Par Arlette Akoumou Nga
Face aux abus, deux grandes banques nord-américaines tentent de se racheter une vertu. JP Morgan et Bank of America vont mettre le holà sur la quantité de travail hebdomadaire des banquiers juniors et mieux encadrer leurs conditions de travail en général après avoir été pointées du doigt par le « Wall Street Journal ». Dans plusieurs articles, le quotidien économique américain de référence a fustigé la « culture du travail obsessionnelle » au sein de ces banques d’investissement.
La tragédie qui a déclenché les changements dans la culture d’entreprise
La question de savoir combien il faut faire travailler les jeunes employés, dont le salaire net de départ peut atteindre 200 000 dollars à l’année, divise Wall Street depuis des décennies. Chaque année, des milliers de jeunes gens commencent à travailler dans des banques d’investissement, attirés par la réputation du secteur de transformer les plus talentueux en millionnaires. Nombre d’entre eux ont cependant déclaré que les longues heures de travail étaient dangereuses pour leur santé et épuisantes sur le plan mental.
Le décès d’un employé de la Bank of America âgé de 35 ans, après avoir travaillé plus de 100 heures pendant plusieurs semaines d’affilée, a suscité l’indignation du secteur bancaire face au manque de protection des employés. Leo Lukenas III travaillait au sein d’une équipe chargée de mener à bien une opération de 2 milliards de dollars et l’autopsie a révélé qu’il était mort d’un caillot de sang formé dans une artère coronaire.
La situation actuelle
Les jeunes banquiers de JPMorgan bénéficient déjà d’une fenêtre protégée de 18 heures le vendredi à 12 heures le samedi et de la garantie d’un week-end complet de congé tous les trois mois.

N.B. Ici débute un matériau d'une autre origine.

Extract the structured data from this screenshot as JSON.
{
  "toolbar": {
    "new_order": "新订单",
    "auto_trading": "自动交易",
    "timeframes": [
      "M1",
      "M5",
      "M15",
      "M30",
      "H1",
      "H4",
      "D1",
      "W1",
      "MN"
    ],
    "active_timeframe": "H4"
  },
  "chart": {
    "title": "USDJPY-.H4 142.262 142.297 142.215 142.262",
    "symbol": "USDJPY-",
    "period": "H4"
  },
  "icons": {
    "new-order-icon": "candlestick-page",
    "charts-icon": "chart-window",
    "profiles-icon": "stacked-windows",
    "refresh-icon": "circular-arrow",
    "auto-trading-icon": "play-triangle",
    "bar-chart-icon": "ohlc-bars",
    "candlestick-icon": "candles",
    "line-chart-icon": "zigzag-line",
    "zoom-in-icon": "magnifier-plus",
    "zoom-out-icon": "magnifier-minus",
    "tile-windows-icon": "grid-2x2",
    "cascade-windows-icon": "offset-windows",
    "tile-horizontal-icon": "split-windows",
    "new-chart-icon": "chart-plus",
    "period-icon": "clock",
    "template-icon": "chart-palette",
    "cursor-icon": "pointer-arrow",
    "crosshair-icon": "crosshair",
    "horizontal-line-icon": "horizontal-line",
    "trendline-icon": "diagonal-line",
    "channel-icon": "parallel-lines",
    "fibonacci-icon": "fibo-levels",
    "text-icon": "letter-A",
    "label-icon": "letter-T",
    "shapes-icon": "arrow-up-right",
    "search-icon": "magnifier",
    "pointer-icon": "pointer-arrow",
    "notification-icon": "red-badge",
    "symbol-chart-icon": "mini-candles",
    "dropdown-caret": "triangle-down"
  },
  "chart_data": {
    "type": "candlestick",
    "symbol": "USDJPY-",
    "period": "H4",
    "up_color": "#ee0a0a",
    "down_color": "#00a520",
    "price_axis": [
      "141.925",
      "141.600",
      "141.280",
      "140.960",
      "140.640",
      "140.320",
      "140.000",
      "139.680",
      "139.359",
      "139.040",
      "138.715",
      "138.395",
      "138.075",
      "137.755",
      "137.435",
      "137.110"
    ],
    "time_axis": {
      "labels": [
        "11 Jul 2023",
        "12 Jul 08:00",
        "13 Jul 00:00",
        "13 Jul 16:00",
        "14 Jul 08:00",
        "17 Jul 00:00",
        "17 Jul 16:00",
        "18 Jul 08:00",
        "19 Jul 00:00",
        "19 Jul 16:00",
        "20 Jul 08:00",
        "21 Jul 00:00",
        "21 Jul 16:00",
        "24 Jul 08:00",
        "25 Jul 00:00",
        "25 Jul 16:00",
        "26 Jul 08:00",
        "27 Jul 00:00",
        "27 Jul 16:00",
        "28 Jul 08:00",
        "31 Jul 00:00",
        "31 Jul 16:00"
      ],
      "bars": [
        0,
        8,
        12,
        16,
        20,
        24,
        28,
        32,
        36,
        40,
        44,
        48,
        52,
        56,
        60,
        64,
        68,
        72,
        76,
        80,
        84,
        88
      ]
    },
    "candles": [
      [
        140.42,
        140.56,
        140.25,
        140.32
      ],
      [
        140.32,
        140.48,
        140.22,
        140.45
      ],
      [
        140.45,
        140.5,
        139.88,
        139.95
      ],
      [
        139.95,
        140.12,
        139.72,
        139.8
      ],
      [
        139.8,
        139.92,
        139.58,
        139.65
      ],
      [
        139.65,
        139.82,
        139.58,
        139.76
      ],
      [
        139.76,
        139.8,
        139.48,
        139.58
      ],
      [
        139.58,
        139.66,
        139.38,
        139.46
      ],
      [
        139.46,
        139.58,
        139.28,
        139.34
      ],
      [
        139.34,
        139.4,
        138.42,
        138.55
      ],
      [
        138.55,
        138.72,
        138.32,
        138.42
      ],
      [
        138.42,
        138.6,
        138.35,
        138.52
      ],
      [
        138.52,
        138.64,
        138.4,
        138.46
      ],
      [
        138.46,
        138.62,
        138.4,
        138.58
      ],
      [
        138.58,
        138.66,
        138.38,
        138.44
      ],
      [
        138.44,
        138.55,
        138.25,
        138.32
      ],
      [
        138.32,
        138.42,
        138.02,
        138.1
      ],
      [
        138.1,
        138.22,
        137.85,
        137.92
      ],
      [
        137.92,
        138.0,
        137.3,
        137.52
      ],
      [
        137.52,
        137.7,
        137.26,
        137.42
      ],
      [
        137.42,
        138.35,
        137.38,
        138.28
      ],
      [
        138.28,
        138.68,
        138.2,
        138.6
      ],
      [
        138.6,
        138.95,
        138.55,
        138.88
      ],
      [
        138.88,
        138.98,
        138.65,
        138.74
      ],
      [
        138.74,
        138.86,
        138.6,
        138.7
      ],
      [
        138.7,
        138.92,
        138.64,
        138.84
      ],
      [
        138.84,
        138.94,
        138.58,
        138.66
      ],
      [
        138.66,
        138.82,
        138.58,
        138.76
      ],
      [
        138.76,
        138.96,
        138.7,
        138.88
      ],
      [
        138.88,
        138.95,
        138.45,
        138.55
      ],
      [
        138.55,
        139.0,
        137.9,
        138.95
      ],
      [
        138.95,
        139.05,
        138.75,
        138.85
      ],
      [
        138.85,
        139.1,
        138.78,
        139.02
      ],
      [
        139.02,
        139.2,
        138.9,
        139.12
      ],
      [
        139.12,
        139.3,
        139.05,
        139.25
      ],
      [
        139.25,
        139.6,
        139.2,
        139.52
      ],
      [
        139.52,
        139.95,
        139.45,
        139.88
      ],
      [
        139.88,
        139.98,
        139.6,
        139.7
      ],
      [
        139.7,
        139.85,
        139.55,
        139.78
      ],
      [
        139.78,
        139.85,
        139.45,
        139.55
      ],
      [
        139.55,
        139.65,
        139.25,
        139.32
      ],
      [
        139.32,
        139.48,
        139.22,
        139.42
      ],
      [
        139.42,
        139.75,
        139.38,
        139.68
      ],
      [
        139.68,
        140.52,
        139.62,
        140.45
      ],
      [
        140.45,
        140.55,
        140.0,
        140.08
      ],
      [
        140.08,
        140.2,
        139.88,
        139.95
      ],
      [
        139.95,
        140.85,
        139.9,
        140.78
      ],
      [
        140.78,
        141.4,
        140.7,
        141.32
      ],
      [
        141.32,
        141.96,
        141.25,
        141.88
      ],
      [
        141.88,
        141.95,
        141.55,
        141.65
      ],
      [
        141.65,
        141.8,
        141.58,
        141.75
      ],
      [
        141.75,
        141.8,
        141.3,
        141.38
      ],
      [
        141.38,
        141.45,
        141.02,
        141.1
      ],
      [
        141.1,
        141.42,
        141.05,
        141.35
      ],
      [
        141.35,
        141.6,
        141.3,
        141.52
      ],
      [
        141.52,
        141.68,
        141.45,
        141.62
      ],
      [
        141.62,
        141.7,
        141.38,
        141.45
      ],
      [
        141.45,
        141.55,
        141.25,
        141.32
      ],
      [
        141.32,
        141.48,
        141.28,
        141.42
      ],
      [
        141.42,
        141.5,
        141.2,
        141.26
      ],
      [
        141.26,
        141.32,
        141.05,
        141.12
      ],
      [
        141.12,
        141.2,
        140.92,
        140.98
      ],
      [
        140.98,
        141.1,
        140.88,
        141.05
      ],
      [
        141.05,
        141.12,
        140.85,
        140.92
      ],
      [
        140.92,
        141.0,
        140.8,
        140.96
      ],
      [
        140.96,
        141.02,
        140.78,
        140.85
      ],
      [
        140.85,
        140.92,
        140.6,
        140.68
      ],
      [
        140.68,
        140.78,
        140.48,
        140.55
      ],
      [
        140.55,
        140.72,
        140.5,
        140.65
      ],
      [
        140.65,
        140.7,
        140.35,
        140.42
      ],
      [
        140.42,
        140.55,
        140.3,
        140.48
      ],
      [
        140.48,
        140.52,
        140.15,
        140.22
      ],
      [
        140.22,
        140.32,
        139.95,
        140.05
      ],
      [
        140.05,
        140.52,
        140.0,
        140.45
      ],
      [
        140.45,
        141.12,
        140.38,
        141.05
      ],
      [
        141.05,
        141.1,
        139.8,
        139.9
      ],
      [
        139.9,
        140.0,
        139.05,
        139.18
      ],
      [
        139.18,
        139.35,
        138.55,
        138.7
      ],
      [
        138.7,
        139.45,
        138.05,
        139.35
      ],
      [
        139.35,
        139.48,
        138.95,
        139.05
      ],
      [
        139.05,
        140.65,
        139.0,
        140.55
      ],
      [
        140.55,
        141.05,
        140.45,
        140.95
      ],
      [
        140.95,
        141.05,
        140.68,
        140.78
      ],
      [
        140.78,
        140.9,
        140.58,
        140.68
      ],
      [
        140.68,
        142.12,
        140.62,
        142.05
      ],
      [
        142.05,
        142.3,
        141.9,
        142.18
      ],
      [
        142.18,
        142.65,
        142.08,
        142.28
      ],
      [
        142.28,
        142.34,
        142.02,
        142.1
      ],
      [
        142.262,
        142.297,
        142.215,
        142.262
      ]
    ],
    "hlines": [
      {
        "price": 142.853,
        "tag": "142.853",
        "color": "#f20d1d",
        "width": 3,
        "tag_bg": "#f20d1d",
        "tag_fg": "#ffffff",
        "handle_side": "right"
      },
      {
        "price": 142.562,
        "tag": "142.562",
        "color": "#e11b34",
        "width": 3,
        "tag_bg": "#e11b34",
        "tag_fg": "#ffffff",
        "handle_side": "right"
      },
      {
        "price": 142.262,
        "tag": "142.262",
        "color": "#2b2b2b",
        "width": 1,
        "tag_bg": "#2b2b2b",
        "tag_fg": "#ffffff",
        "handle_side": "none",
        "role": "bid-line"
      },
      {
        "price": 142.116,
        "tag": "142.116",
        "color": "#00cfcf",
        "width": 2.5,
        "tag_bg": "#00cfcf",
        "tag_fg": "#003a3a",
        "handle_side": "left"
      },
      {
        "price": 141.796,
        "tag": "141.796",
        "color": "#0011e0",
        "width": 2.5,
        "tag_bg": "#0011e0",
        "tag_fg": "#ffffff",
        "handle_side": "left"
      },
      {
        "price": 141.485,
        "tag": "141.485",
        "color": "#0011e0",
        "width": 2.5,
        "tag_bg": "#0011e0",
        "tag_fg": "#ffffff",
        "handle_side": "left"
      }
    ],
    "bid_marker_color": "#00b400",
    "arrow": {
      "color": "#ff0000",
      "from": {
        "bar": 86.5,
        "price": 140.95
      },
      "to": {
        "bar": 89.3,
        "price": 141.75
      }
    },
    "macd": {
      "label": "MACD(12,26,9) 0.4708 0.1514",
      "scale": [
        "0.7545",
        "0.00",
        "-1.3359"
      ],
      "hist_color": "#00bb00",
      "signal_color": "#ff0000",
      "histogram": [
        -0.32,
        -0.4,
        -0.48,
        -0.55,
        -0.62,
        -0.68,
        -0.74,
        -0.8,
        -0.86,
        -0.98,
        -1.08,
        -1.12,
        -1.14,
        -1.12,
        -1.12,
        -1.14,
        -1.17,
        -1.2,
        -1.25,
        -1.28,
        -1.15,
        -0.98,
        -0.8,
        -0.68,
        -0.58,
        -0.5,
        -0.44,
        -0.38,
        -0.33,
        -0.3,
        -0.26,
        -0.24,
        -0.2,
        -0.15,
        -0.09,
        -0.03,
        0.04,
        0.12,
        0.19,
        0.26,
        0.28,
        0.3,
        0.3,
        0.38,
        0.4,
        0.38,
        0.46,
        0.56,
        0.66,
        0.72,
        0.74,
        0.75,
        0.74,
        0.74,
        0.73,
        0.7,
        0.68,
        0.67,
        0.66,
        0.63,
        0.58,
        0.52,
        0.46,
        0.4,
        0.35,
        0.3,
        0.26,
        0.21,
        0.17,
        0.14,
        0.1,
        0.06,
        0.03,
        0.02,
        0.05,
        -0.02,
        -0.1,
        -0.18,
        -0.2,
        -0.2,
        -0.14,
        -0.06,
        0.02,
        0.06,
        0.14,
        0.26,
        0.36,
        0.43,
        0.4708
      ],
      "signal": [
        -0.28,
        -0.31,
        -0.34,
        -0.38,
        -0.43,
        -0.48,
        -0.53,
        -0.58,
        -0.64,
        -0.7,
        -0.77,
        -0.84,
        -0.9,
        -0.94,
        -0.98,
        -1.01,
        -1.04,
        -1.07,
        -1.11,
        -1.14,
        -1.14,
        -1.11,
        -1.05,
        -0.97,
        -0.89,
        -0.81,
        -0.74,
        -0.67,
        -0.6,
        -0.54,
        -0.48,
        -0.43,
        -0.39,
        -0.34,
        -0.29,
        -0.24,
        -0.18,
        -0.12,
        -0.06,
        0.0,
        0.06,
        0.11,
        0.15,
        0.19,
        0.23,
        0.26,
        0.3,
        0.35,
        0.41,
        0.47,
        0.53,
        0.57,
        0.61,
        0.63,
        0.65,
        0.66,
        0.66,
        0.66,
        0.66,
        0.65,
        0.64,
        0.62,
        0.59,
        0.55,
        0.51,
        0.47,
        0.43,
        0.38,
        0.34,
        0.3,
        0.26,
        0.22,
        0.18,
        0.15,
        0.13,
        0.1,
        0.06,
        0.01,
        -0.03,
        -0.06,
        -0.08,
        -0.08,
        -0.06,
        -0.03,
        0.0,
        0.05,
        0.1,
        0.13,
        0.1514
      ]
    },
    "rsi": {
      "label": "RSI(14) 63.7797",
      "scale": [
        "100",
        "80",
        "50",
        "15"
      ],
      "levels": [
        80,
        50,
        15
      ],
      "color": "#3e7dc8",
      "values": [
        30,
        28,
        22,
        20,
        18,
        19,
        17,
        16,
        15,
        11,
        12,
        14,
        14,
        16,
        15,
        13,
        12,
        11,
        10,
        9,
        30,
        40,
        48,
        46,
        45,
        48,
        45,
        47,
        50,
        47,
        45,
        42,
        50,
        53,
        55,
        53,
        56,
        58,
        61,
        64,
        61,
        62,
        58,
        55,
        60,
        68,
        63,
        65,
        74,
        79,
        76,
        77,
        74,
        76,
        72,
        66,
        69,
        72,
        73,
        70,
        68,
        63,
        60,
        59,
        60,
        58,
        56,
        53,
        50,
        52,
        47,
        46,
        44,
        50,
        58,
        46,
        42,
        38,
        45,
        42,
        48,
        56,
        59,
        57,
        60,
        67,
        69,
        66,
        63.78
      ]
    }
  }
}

La banque, comme la plupart de ses homologues, contrôle depuis longtemps les heures de travail des banquiers au moyen de feuilles de temps autodéclarées.
Selon les banquiers, une semaine de 80 heures peut encore impliquer six jours de travail de 8h30 à 22h, avec seulement de courtes pauses pour les repas, ou 11 heures par jour pendant sept jours d’affilée. Il est également de notoriété publique que les jeunes banquiers peuvent travailler plus de 120 heures par semaine lorsqu’il s’agit d’un projet très urgent.
Bank of America avait déjà imposé un plafond aux heures de travail des jeunes banquiers, mais le Wall Street Journal a découvert que les directives étaient régulièrement violées et que, dans certains cas, les patrons demandaient à leurs subordonnés directs de mentir sur les heures travaillées. Peu après la publication de l’enquête du Journal, la banque a demandé à ses employés d’alerter leurs supérieurs ou le service des ressources humaines s’ils subissaient des pressions pour mentir sur leurs heures de travail, a rapporté le Journal à l’époque.
Les nouvelles mesures introduites
Ces derniers jours, Bank of America a dévoilé un nouvel outil dans son logiciel de comptabilisation des heures de travail, qui oblige les banquiers d’investissement basés aux États-Unis à enregistrer leurs heures de travail quotidiennement plutôt qu’hebdomadairement, selon des personnes familières avec le dossier. Ils devront également préciser sur quels projets ils travaillent et à quel moment, et quels banquiers seniors supervisent les missions. Les jeunes employés pourront également évaluer leur volonté d’entreprendre des missions supplémentaires sur une échelle de 1 à 4.
Le nouvel outil de reporting sera mis en service la semaine prochaine. Il était en cours de développement avant le décès de M. Lukenas. « Au début de l’année, nous avons testé avec succès cette plateforme technologique améliorée afin d’aider notre équipe à servir plus efficacement les clients de la banque d’investissement », a déclaré un porte-parole de la banque. Le décès, il y a plus de dix ans, d’un stagiaire de Bank of America à Londres, qui avait passé de nombreuses heures au bureau, avait déjà provoqué un examen de conscience dans le secteur, mais l’application des directives de protection mises en place par de nombreuses banques a été incohérente au fil des ans.
Chez Goldman Sachs, en 2021, les jeunes banquiers ont protesté contre leurs conditions de travail à un moment où la banque développait ses activités. Toutefois, une personne proche de la banque a déclaré que Goldman n’avait pas l’intention de modifier ses politiques à court terme, mais qu’elle continuerait à surveiller les heures de travail des jeunes banquiers.